= Einar Gauslaa =

Norwegian newspaper editor (1915–1995)

Einar Gauslaa (21 January 1915 – 1995) was a Norwegian newspaper editor.

He was born in Lillesand. He started his journalist career in Christiansands Tidende, before starting his own newspaper Lillesanderen. In 1937 he was hired as a journalist in Agderposten.

In 1940 World War II reached Norway with the German occupation. On 6 January 1943 Gauslaa was arrested in his home by the Nazi authorities, suspected for membership in the resistance organization Milorg. He was imprisoned at Kristiansand prison and Arkivet, until 30 April 1943, when he was transferred to Grini concentration camp. Here he spent some time in forced labour at Oslo Airport, Fornebu, and also some time at Victoria Terrasse.
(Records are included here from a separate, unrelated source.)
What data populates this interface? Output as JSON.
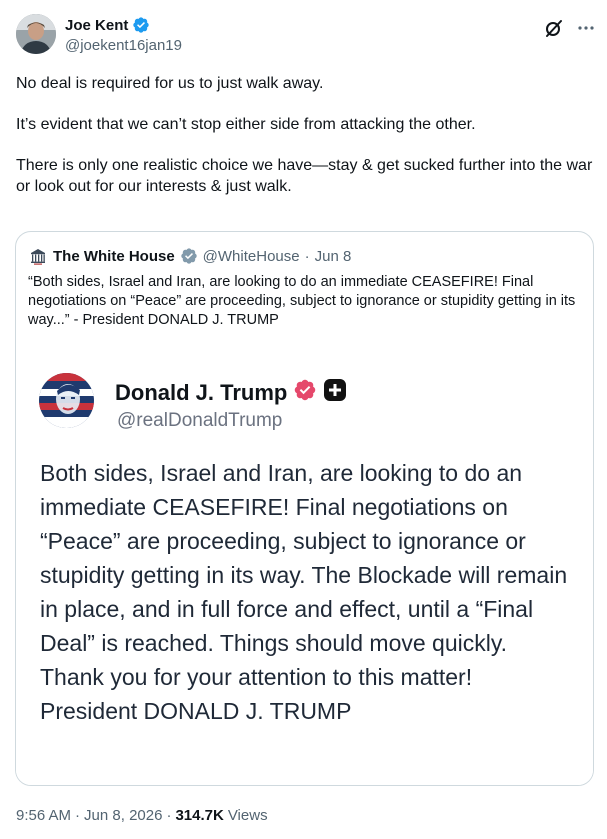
{
  "author": {
    "name": "Joe Kent",
    "handle": "@joekent16jan19",
    "avatar_icon": "avatar-photo",
    "verified_icon": "verified-badge-icon"
  },
  "header_actions": {
    "grok_icon": "grok-icon",
    "more_icon": "more-icon"
  },
  "body": {
    "paragraphs": [
      "No deal is required for us to just walk away.",
      "It’s evident that we can’t stop either side from attacking the other.",
      "There is only one realistic choice we have—stay & get sucked further into the war or look out for our interests & just walk."
    ]
  },
  "quote": {
    "name": "The White House",
    "handle": "@WhiteHouse",
    "separator": "·",
    "date": "Jun 8",
    "text": "“Both sides, Israel and Iran, are looking to do an immediate CEASEFIRE! Final negotiations on “Peace” are proceeding, subject to ignorance or stupidity getting in its way...” - President DONALD J. TRUMP",
    "embedded": {
      "name": "Donald J. Trump",
      "handle": "@realDonaldTrump",
      "text": "Both sides, Israel and Iran, are looking to do an immediate CEASEFIRE! Final negotiations on “Peace” are proceeding, subject to ignorance or stupidity getting in its way. The Blockade will remain in place, and in full force and effect, until a “Final Deal” is reached. Things should move quickly. Thank you for your attention to this matter! President DONALD J. TRUMP",
      "verified_color": "#e5486b"
    }
  },
  "meta": {
    "time": "9:56 AM",
    "sep1": "·",
    "date": "Jun 8, 2026",
    "sep2": "·",
    "views_count": "314.7K",
    "views_label": "Views"
  },
  "colors": {
    "text": "#0f1419",
    "secondary": "#536471",
    "verified_blue": "#1d9bf0",
    "border": "#cfd9de"
  }
}
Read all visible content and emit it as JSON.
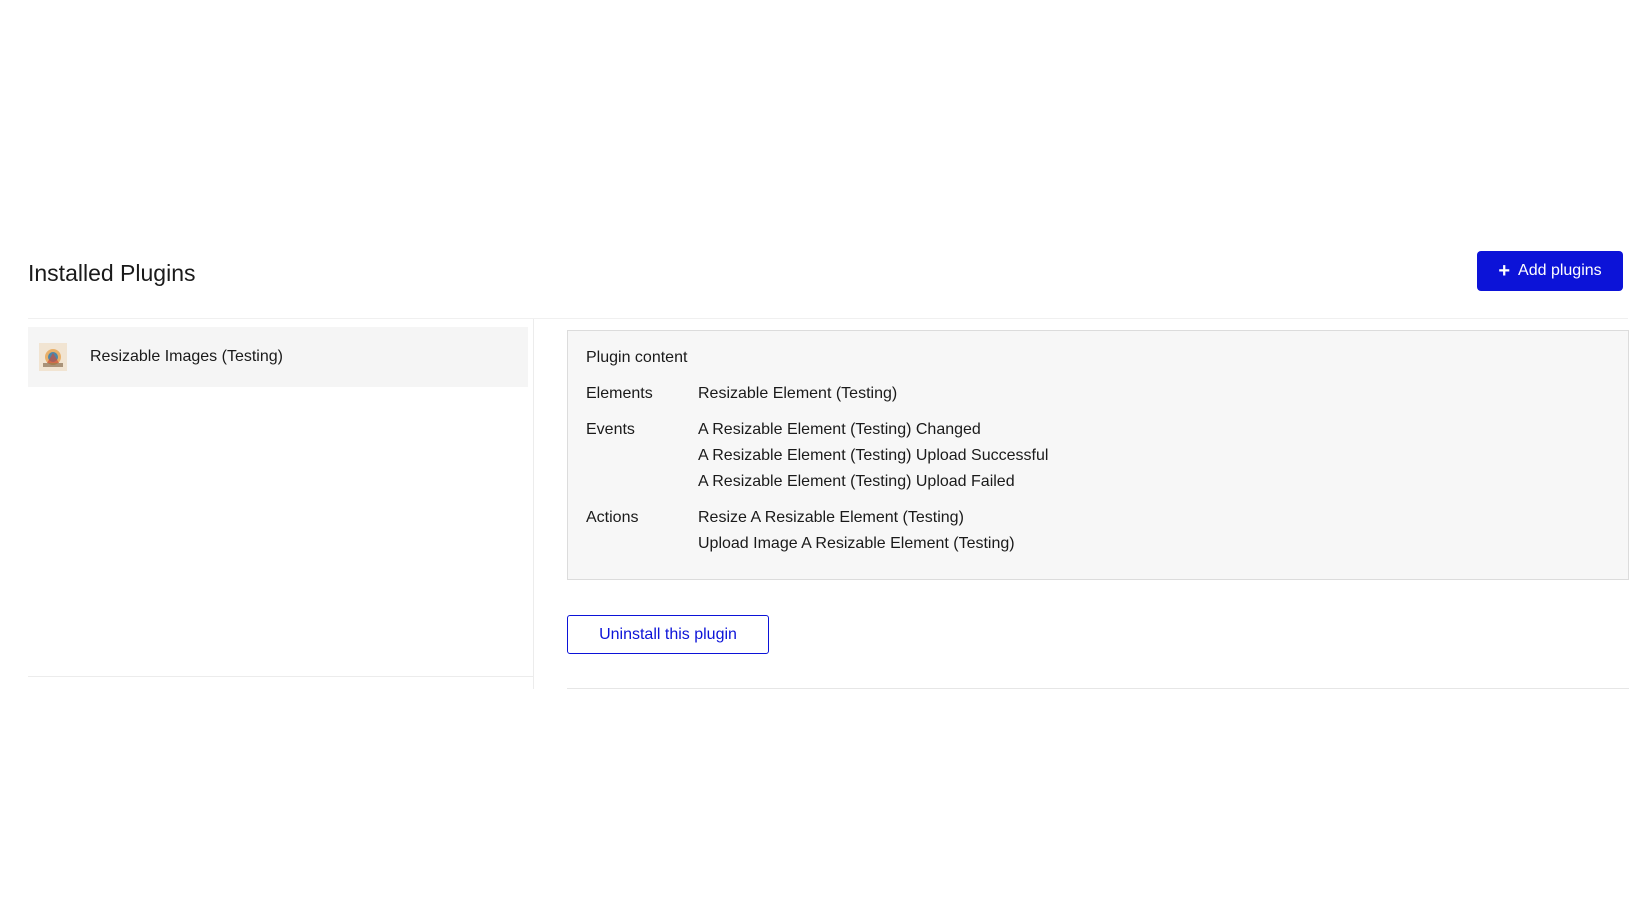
{
  "header": {
    "title": "Installed Plugins",
    "add_button_label": "Add plugins",
    "accent_color": "#0c13d8"
  },
  "plugins": [
    {
      "name": "Resizable Images (Testing)",
      "icon": "plugin-thumbnail-icon",
      "selected": true
    }
  ],
  "plugin_content": {
    "heading": "Plugin content",
    "elements_label": "Elements",
    "elements": [
      "Resizable Element (Testing)"
    ],
    "events_label": "Events",
    "events": [
      "A Resizable Element (Testing) Changed",
      "A Resizable Element (Testing) Upload Successful",
      "A Resizable Element (Testing) Upload Failed"
    ],
    "actions_label": "Actions",
    "actions": [
      "Resize A Resizable Element (Testing)",
      "Upload Image A Resizable Element (Testing)"
    ]
  },
  "uninstall_button_label": "Uninstall this plugin"
}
He was released on 4 October 1944.

In 1946 he became editor-in-chief of Agderposten, a position he held until 1978. In addition to Gauslaa, news editor Bjarne Aagard Strøm was the most notable person in Agderposten during this period. His son Stein Gauslaa has also edited Agderposten. Einar Gauslaa was also a board member of the Norwegian Press Association, and a member of Arendal city council. He contributed with causeries to the Norwegian Broadcasting Corporation radio, and collections of his causeries were twice published as books: Glitter i gråstein and 30 kåserier. He also wrote short stories in Magasinet for alle.

In May 1988 he was awarded the HM The King's Medal of Merit in gold. He died in the summer of 1995.